C’est l’occasion de voir Lovecraft changer, aussi. Pourquoi pas ? Nous sommes dans l’uchronie, tout est imaginable : alors, autant construire un Lovecraft idéal, débarrassé de ses plus vilains aspects… Le Lovecraft que nous connaissons était un salaud de réactionnaire, antisémite, raciste et un temps pro-hitlérien ? Mais l’homme a eu le temps de changer : matérialiste convaincu, il se distancie de toute pseudo-science, condamne le racisme et le nazisme, joute en pro-démocrate contre un Heinlein aux tentations totalitaires ; il est même suspecté un temps durant la « chasse aux sorcières » ! Un Lovecraft de rêve est nécessairement de gauche…

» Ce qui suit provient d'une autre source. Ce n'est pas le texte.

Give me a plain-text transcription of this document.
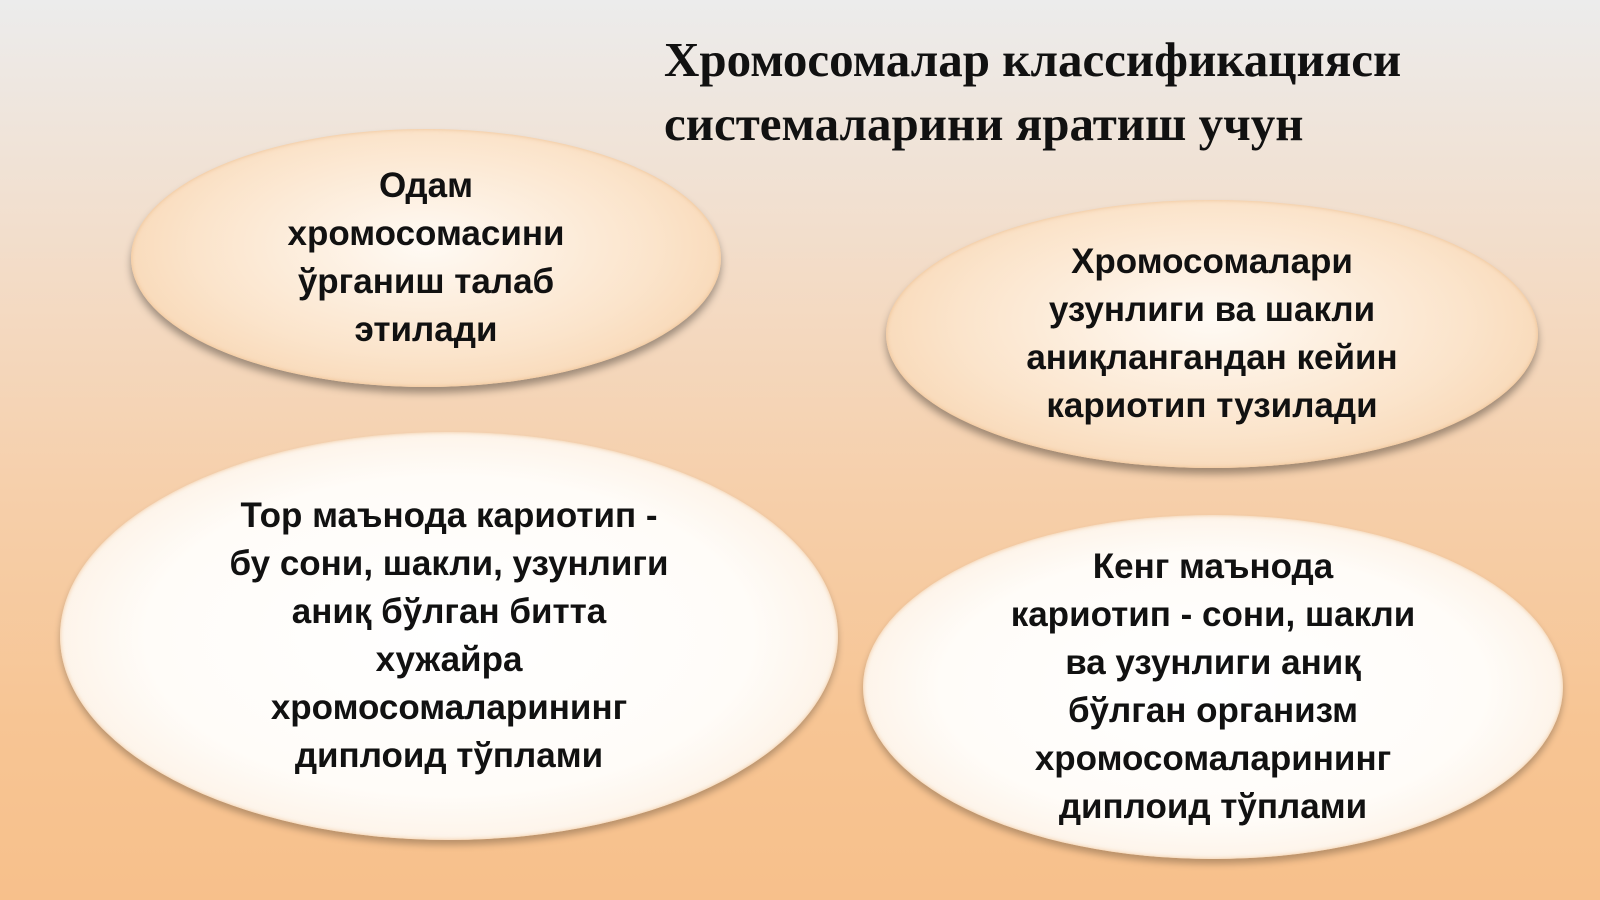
Хромосомалар классификацияси
системаларини яратиш учун

Одам
хромосомасини
ўрганиш талаб
этилади

Хромосомалари
узунлиги ва шакли
аниқлангандан кейин
кариотип тузилади

Тор маънода кариотип -
бу сони, шакли, узунлиги
аниқ бўлган битта
хужайра
хромосомаларининг
диплоид тўплами

Кенг маънода
кариотип - сони, шакли
ва узунлиги аниқ
бўлган организм
хромосомаларининг
диплоид тўплами
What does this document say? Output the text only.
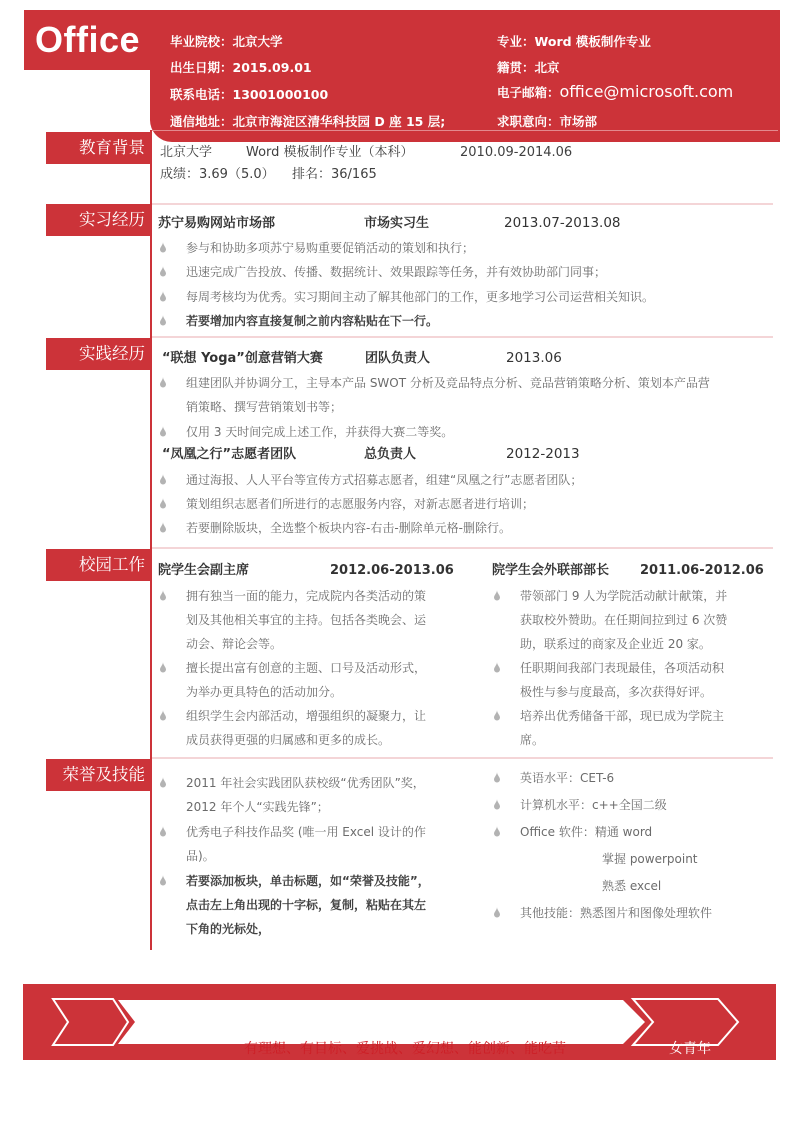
Office	毕业院校：北京大学
出生日期：2015.09.01
联系电话：13001000100
通信地址：北京市海淀区清华科技园 D 座 15 层;
专业：Word 模板制作专业
籍贯：北京
电子邮箱：office@microsoft.com
求职意向：市场部
教育背景	北京大学	Word 模板制作专业（本科）	2010.09-2014.06
成绩：3.69（5.0） 排名：36/165
实习经历	苏宁易购网站市场部	市场实习生	2013.07-2013.08
参与和协助多项苏宁易购重要促销活动的策划和执行；
迅速完成广告投放、传播、数据统计、效果跟踪等任务，并有效协助部门同事；
每周考核均为优秀。实习期间主动了解其他部门的工作，更多地学习公司运营相关知识。
若要增加内容直接复制之前内容粘贴在下一行。
实践经历	“联想 Yoga”创意营销大赛	团队负责人	2013.06
组建团队并协调分工，主导本产品 SWOT 分析及竞品特点分析、竞品营销策略分析、策划本产品营
销策略、撰写营销策划书等；
仅用 3 天时间完成上述工作，并获得大赛二等奖。
“凤凰之行”志愿者团队	总负责人	2012-2013
通过海报、人人平台等宣传方式招募志愿者，组建“凤凰之行”志愿者团队；
策划组织志愿者们所进行的志愿服务内容，对新志愿者进行培训；
若要删除版块，全选整个板块内容-右击-删除单元格-删除行。
校园工作	院学生会副主席	2012.06-2013.06	院学生会外联部部长 2011.06-2012.06
拥有独当一面的能力，完成院内各类活动的策
划及其他相关事宜的主持。包括各类晚会、运
动会、辩论会等。
擅长提出富有创意的主题、口号及活动形式，
为举办更具特色的活动加分。
组织学生会内部活动，增强组织的凝聚力，让
成员获得更强的归属感和更多的成长。
带领部门 9 人为学院活动献计献策，并
获取校外赞助。在任期间拉到过 6 次赞
助，联系过的商家及企业近 20 家。
任职期间我部门表现最佳，各项活动积
极性与参与度最高，多次获得好评。
培养出优秀储备干部，现已成为学院主
席。
荣誉及技能	2011 年社会实践团队获校级“优秀团队”奖，
2012 年个人“实践先锋”；
优秀电子科技作品奖 (唯一用 Excel 设计的作
品)。
若要添加板块，单击标题，如“荣誉及技能”，
点击左上角出现的十字标，复制，粘贴在其左
下角的光标处，
英语水平：CET-6
计算机水平：c++全国二级
Office 软件：精通 word
掌握 powerpoint
熟悉 excel
其他技能：熟悉图片和图像处理软件
有理想、有目标、爱挑战、爱幻想、能创新、能吃苦	女青年
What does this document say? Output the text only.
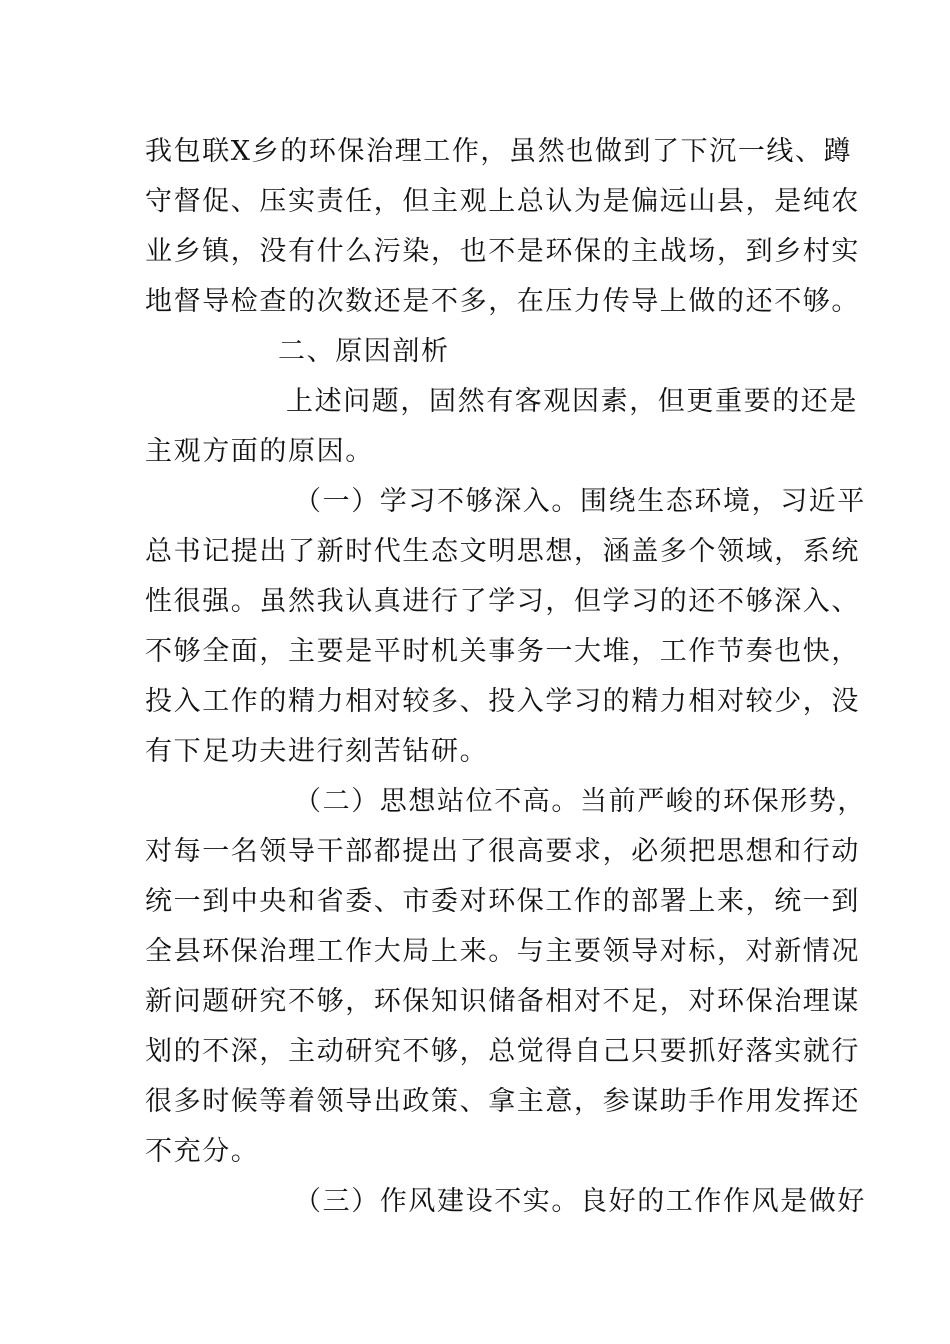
我包联X乡的环保治理工作，虽然也做到了下沉一线、蹲
守督促、压实责任，但主观上总认为是偏远山县，是纯农
业乡镇，没有什么污染，也不是环保的主战场，到乡村实
地督导检查的次数还是不多，在压力传导上做的还不够。
二、原因剖析
上述问题，固然有客观因素，但更重要的还是
主观方面的原因。
（一）学习不够深入。围绕生态环境，习近平
总书记提出了新时代生态文明思想，涵盖多个领域，系统
性很强。虽然我认真进行了学习，但学习的还不够深入、
不够全面，主要是平时机关事务一大堆，工作节奏也快，
投入工作的精力相对较多、投入学习的精力相对较少，没
有下足功夫进行刻苦钻研。
（二）思想站位不高。当前严峻的环保形势，
对每一名领导干部都提出了很高要求，必须把思想和行动
统一到中央和省委、市委对环保工作的部署上来，统一到
全县环保治理工作大局上来。与主要领导对标，对新情况
新问题研究不够，环保知识储备相对不足，对环保治理谋
划的不深，主动研究不够，总觉得自己只要抓好落实就行
很多时候等着领导出政策、拿主意，参谋助手作用发挥还
不充分。
（三）作风建设不实。良好的工作作风是做好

Cette notice nécrologique érudite et plus vraie que nature (avec moult notes de bas de page tout aussi fantaisistes que le corps du texte) est ainsi bel et bien un fantasme, le vœu pieux d’un fan. Et tout admirateur de Lovecraft ne pourra qu’apprécier cet hommage pour le moins original. Alors ce n’est probablement pas une lecture indispensable, on pourra trouver l’écriture anodine, ou se dire que 5 €, c’est quand même bien cher pour une si courte (trop courte) nouvelle… en deux exemplaires (?!?), même s’il y a une sympathique couverture de Caza… En même temps, que ne donnerait-on pas pour que cette biographie fictive soit vérité, et avoir ainsi le bonheur de lire, encore et encore, tous ces textes merveilleux que Lovecraft n’a pas eu le temps d’écrire ?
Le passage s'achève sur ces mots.